Some of the ways to address this include the government making sure that finances of nursing are well taken care of so that they can live comfortably in order to provide efficient services to the nation. For a hospital or clinic to run effectively and efficiently, the availability of laboratory equipment which is in good conditions must be at the disposal of nurses. Those that are needed in teaching the students are also highly required.

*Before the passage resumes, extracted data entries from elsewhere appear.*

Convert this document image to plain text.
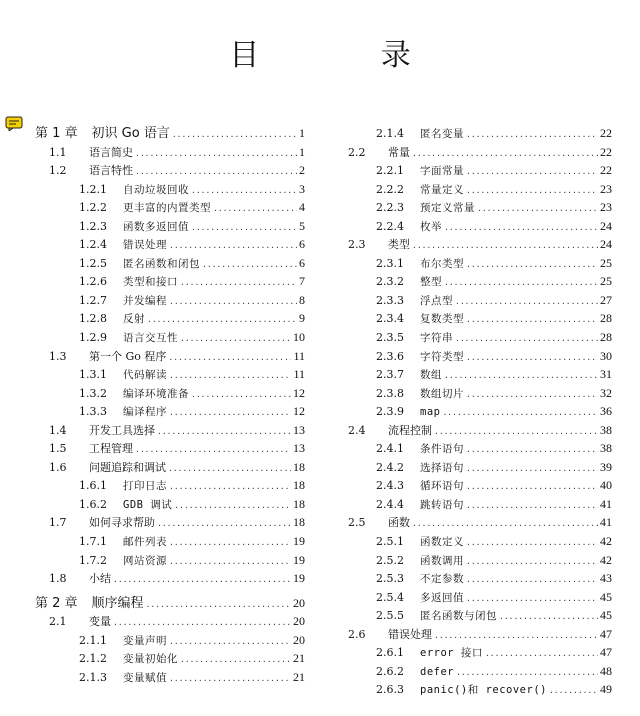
目 录
第 1 章	初识 Go 语言 .....	1
1.1	语言简史 .....	1
1.2	语言特性 .....	2
1.2.1	自动垃圾回收 .....	3
1.2.2	更丰富的内置类型 .....	4
1.2.3	函数多返回值 .....	5
1.2.4	错误处理 .....	6
1.2.5	匿名函数和闭包 .....	6
1.2.6	类型和接口 .....	7
1.2.7	并发编程 .....	8
1.2.8	反射 .....	9
1.2.9	语言交互性 .....	10
1.3	第一个 Go 程序 .....	11
1.3.1	代码解读 .....	11
1.3.2	编译环境准备 .....	12
1.3.3	编译程序 .....	12
1.4	开发工具选择 .....	13
1.5	工程管理 .....	13
1.6	问题追踪和调试 .....	18
1.6.1	打印日志 .....	18
1.6.2	GDB 调试 .....	18
1.7	如何寻求帮助 .....	18
1.7.1	邮件列表 .....	19
1.7.2	网站资源 .....	19
1.8	小结 .....	19
第 2 章	顺序编程 .....	20
2.1	变量 .....	20
2.1.1	变量声明 .....	20
2.1.2	变量初始化 .....	21
2.1.3	变量赋值 .....	21
2.1.4	匿名变量 .....	22
2.2	常量 .....	22
2.2.1	字面常量 .....	22
2.2.2	常量定义 .....	23
2.2.3	预定义常量 .....	23
2.2.4	枚举 .....	24
2.3	类型 .....	24
2.3.1	布尔类型 .....	25
2.3.2	整型 .....	25
2.3.3	浮点型 .....	27
2.3.4	复数类型 .....	28
2.3.5	字符串 .....	28
2.3.6	字符类型 .....	30
2.3.7	数组 .....	31
2.3.8	数组切片 .....	32
2.3.9	map .....	36
2.4	流程控制 .....	38
2.4.1	条件语句 .....	38
2.4.2	选择语句 .....	39
2.4.3	循环语句 .....	40
2.4.4	跳转语句 .....	41
2.5	函数 .....	41
2.5.1	函数定义 .....	42
2.5.2	函数调用 .....	42
2.5.3	不定参数 .....	43
2.5.4	多返回值 .....	45
2.5.5	匿名函数与闭包 .....	45
2.6	错误处理 .....	47
2.6.1	error 接口 .....	47
2.6.2	defer .....	48
2.6.3	panic()和 recover() .....	49
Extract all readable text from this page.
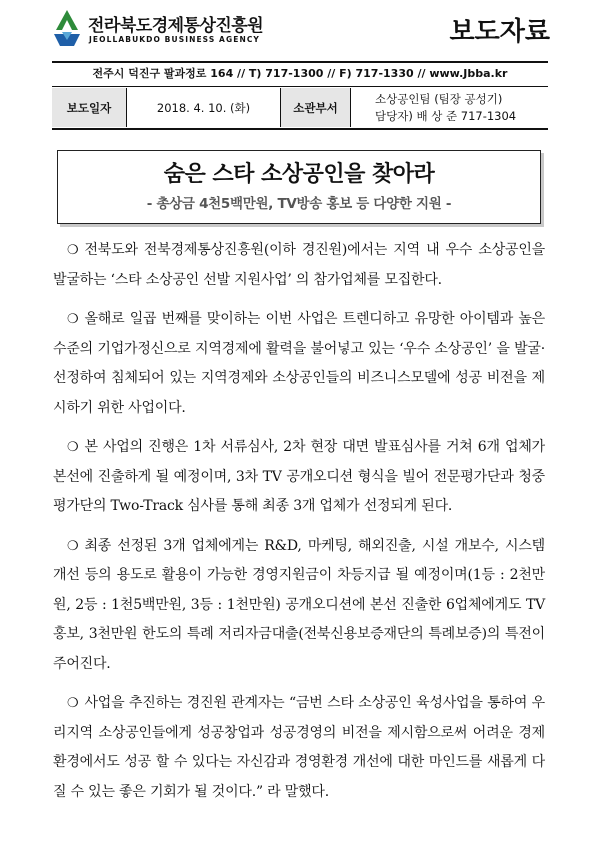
전라북도경제통상진흥원
JEOLLABUKDO BUSINESS AGENCY	보도자료
전주시 덕진구 팔과정로 164 // T) 717-1300 // F) 717-1330 // www.Jbba.kr
보도일자	2018. 4. 10. (화)	소관부서
소상공인팀 (팀장 공성기)
담당자) 배 상 준 717-1304
숨은 스타 소상공인을 찾아라
- 총상금 4천5백만원, TV방송 홍보 등 다양한 지원 -

❍ 전북도와 전북경제통상진흥원(이하 경진원)에서는 지역 내 우수 소상공인을 발굴하는 ‘스타 소상공인 선발 지원사업’ 의 참가업체를 모집한다.

❍ 올해로 일곱 번째를 맞이하는 이번 사업은 트렌디하고 유망한 아이템과 높은 수준의 기업가정신으로 지역경제에 활력을 불어넣고 있는 ‘우수 소상공인’ 을 발굴·선정하여 침체되어 있는 지역경제와 소상공인들의 비즈니스모델에 성공 비전을 제시하기 위한 사업이다.

❍ 본 사업의 진행은 1차 서류심사, 2차 현장 대면 발표심사를 거쳐 6개 업체가 본선에 진출하게 될 예정이며, 3차 TV 공개오디션 형식을 빌어 전문평가단과 청중평가단의 Two-Track 심사를 통해 최종 3개 업체가 선정되게 된다.

❍ 최종 선정된 3개 업체에게는 R&D, 마케팅, 해외진출, 시설 개보수, 시스템 개선 등의 용도로 활용이 가능한 경영지원금이 차등지급 될 예정이며(1등 : 2천만원, 2등 : 1천5백만원, 3등 : 1천만원) 공개오디션에 본선 진출한 6업체에게도 TV홍보, 3천만원 한도의 특례 저리자금대출(전북신용보증재단의 특례보증)의 특전이 주어진다.

❍ 사업을 추진하는 경진원 관계자는 “금번 스타 소상공인 육성사업을 통하여 우리지역 소상공인들에게 성공창업과 성공경영의 비전을 제시함으로써 어려운 경제 환경에서도 성공 할 수 있다는 자신감과 경영환경 개선에 대한 마인드를 새롭게 다질 수 있는 좋은 기회가 될 것이다.” 라 말했다.
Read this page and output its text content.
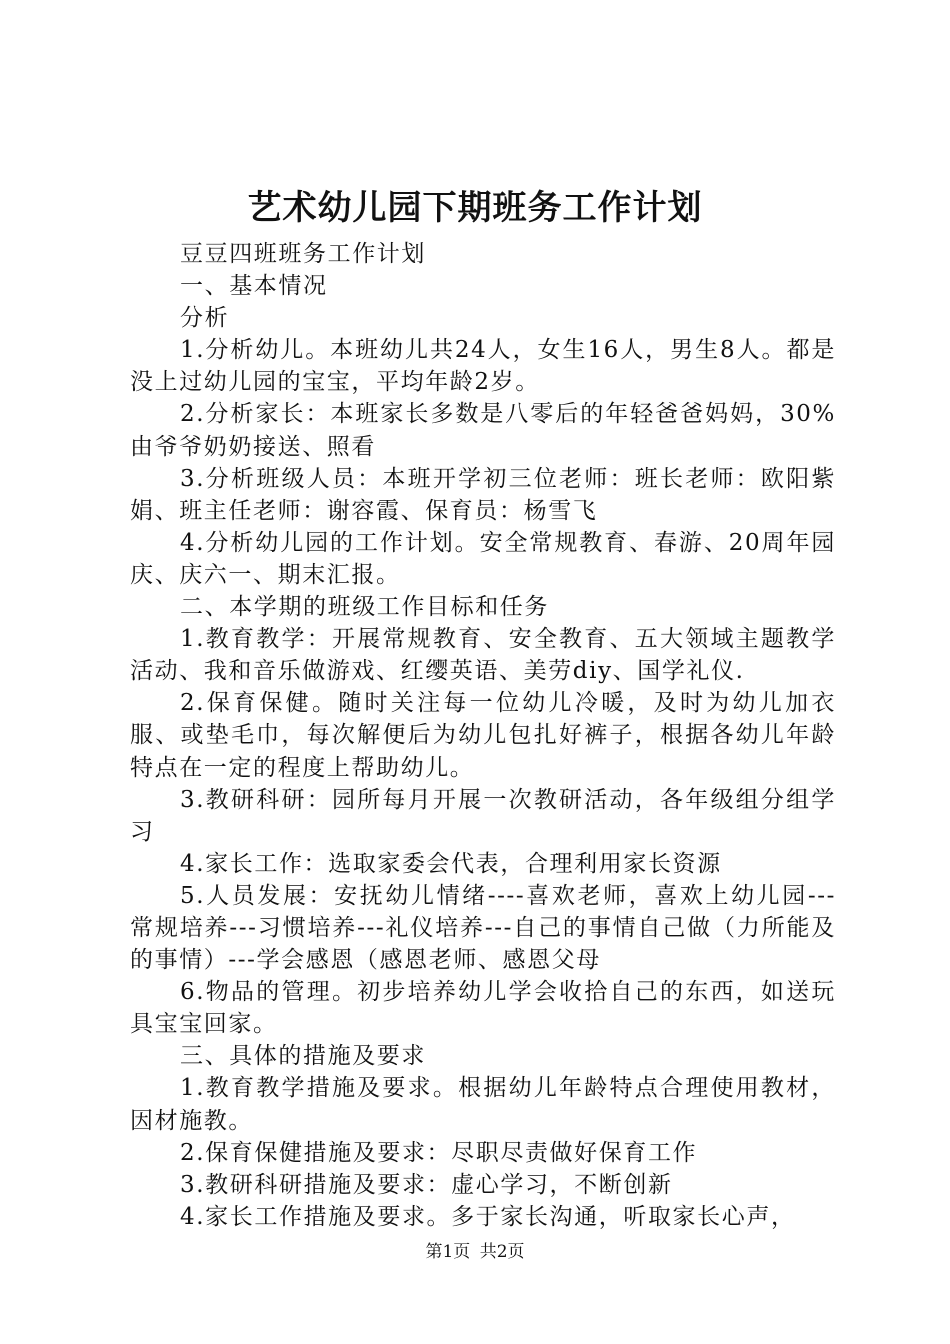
艺术幼儿园下期班务工作计划

豆豆四班班务工作计划

一、基本情况

分析

1.分析幼儿。本班幼儿共24人，女生16人，男生8人。都是没上过幼儿园的宝宝，平均年龄2岁。

2.分析家长：本班家长多数是八零后的年轻爸爸妈妈，30%由爷爷奶奶接送、照看

3.分析班级人员：本班开学初三位老师：班长老师：欧阳紫娟、班主任老师：谢容霞、保育员：杨雪飞

4.分析幼儿园的工作计划。安全常规教育、春游、20周年园庆、庆六一、期末汇报。

二、本学期的班级工作目标和任务

1.教育教学：开展常规教育、安全教育、五大领域主题教学活动、我和音乐做游戏、红缨英语、美劳diy、国学礼仪.

2.保育保健。随时关注每一位幼儿冷暖，及时为幼儿加衣服、或垫毛巾，每次解便后为幼儿包扎好裤子，根据各幼儿年龄特点在一定的程度上帮助幼儿。

3.教研科研：园所每月开展一次教研活动，各年级组分组学习

4.家长工作：选取家委会代表，合理利用家长资源

5.人员发展：安抚幼儿情绪----喜欢老师，喜欢上幼儿园---常规培养---习惯培养---礼仪培养---自己的事情自己做（力所能及的事情）---学会感恩（感恩老师、感恩父母

6.物品的管理。初步培养幼儿学会收拾自己的东西，如送玩具宝宝回家。

三、具体的措施及要求

1.教育教学措施及要求。根据幼儿年龄特点合理使用教材，因材施教。

2.保育保健措施及要求：尽职尽责做好保育工作

3.教研科研措施及要求：虚心学习，不断创新

4.家长工作措施及要求。多于家长沟通，听取家长心声，

第1页 共2页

It has been realized that international learning practice can offer outstanding prospect for nursing students to exercise nursing in cultural systems diverse from their own, gain an increased global outlook, and enhance their cultural capability. An international educational programme that engages students in healthcare in another culture is a wonderful way to immerse students in diversity issues. Therefore, Ghana needs an expansion of local nursing education and training capacity as well as well-coordinated international nursing education partnerships.

6. Conclusion

In conclusion, nursing in Ghana is prone to a lot of difficulties and challenges aside opportunities the job creates. With historical background of nursing available to us, we can look back and learn from the past, those practices that did not help nurses to function effectively and improve upon them. We can also know how to best address issues like finance, management, personnel, and many other issues that pose a threat to the nursing institution in an effort to keep the dreams and aspirations of Florence Nightingale, the great nurse that ever lived.

Competing Interests

The authors declare that they have no competing interests.